Mijn moeder schreef ooit een liefdevolle tekst over de arbeiderswoning aan de Hildegardisstraat in Rotterdam waar ze zo lang met haar gezin woonde voordat ze naar een groter huis vertrok. Ik zal het huis missen en het huis mij, zette ze op papier.
Op deze foto uit 2005 is de woonkamer van mijn woning in Brabant te zien. Op de dag voorafgaand aan mijn vertrek. Ik had het huis verkocht en schoongemaakt voor de nieuwe eigenaar. De linoleumvloeren beneden en op de twee bovenetages in de was gezet. Dat deed ik elk haf jaar, voor het naar bed gaan zodat de waslaag kon drogen. Nu was er geen opstaan aan verbonden, ik zou de vloeren nooit meer belopen.
Het huis was fijn en warm. Ik bracht er 23 mooie jaren door, met soms dieptepunten. Toen ik er in 1982 met mijn gezin introk waren alle buren nieuw en jong, met kinderen ook. En soms een hond. Het was een merkwaardig gezelschap. Alleen mijn buurman Lucas woonde er in zijn eentje. Hij sprak met de mannenburen, met de vrouwenburen had hij niet zoveel op en vertelde vreemde verhalen over zijn avonturen op de Noordzee die wel waar bleken. Op een dag reed ik lang het huis van Lucas en zag hoe twee mannen een doodskisten (met Lucas) naar buiten droegen. Ik schrok vreselijk- later bleek het een enorme staande klok te zijn die liggend naar buiten werd gedragen en was Lucas gewoon nog in leven.
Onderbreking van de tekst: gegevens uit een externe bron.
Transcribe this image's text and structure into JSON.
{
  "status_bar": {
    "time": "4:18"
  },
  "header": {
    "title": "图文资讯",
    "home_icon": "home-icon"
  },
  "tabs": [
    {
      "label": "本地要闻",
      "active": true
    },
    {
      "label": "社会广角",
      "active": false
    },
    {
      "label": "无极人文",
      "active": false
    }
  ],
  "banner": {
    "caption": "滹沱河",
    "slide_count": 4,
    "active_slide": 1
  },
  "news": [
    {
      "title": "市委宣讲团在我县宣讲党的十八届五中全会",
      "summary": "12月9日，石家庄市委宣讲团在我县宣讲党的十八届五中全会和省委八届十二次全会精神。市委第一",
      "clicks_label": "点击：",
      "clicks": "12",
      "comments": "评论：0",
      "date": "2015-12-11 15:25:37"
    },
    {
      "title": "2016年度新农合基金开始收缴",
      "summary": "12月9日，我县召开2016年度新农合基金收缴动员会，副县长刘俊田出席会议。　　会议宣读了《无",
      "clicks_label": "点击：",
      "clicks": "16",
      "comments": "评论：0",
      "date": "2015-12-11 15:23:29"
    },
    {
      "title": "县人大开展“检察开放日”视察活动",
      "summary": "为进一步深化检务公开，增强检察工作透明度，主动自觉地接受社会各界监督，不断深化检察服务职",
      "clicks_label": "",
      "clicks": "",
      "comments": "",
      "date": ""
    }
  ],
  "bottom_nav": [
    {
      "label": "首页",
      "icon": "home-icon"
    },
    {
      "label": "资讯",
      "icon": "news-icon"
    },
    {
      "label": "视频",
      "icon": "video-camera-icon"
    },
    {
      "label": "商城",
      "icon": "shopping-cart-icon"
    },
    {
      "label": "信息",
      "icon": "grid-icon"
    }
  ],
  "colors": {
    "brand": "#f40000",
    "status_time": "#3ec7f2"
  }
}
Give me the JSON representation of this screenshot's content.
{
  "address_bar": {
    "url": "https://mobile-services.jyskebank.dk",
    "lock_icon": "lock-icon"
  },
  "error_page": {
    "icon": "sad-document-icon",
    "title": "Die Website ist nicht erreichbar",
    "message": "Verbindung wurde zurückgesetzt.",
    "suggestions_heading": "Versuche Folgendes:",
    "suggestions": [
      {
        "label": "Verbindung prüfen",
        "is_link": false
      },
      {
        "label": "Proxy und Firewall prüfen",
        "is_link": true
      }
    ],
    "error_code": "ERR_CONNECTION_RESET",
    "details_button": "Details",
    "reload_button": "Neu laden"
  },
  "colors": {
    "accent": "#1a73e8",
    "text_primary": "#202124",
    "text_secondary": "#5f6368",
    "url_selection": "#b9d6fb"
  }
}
Mijn huis was geverfd in kleurige kleuren, maar niet opzichtig. Ze harmonieerden met de lieve tuin rond het huis. Nog heel lang heeft de nieuwe eigenaar de kleuren in stand gehouden. Het leek wel of ik er nog woonde. Alleen de hoge meta sequoia in de achtertuin, een boom die wel 2600 jaar oud kan worden, is gekapt.
Het bekijken van de foto uit 2005 roept meer emotie op dan op het moment van de opname. Ik vertrok, besef ik nu. Een eerste stap in de toekomst. Een laatste keer de sleutel in het slot.
Moedig voorwaarts!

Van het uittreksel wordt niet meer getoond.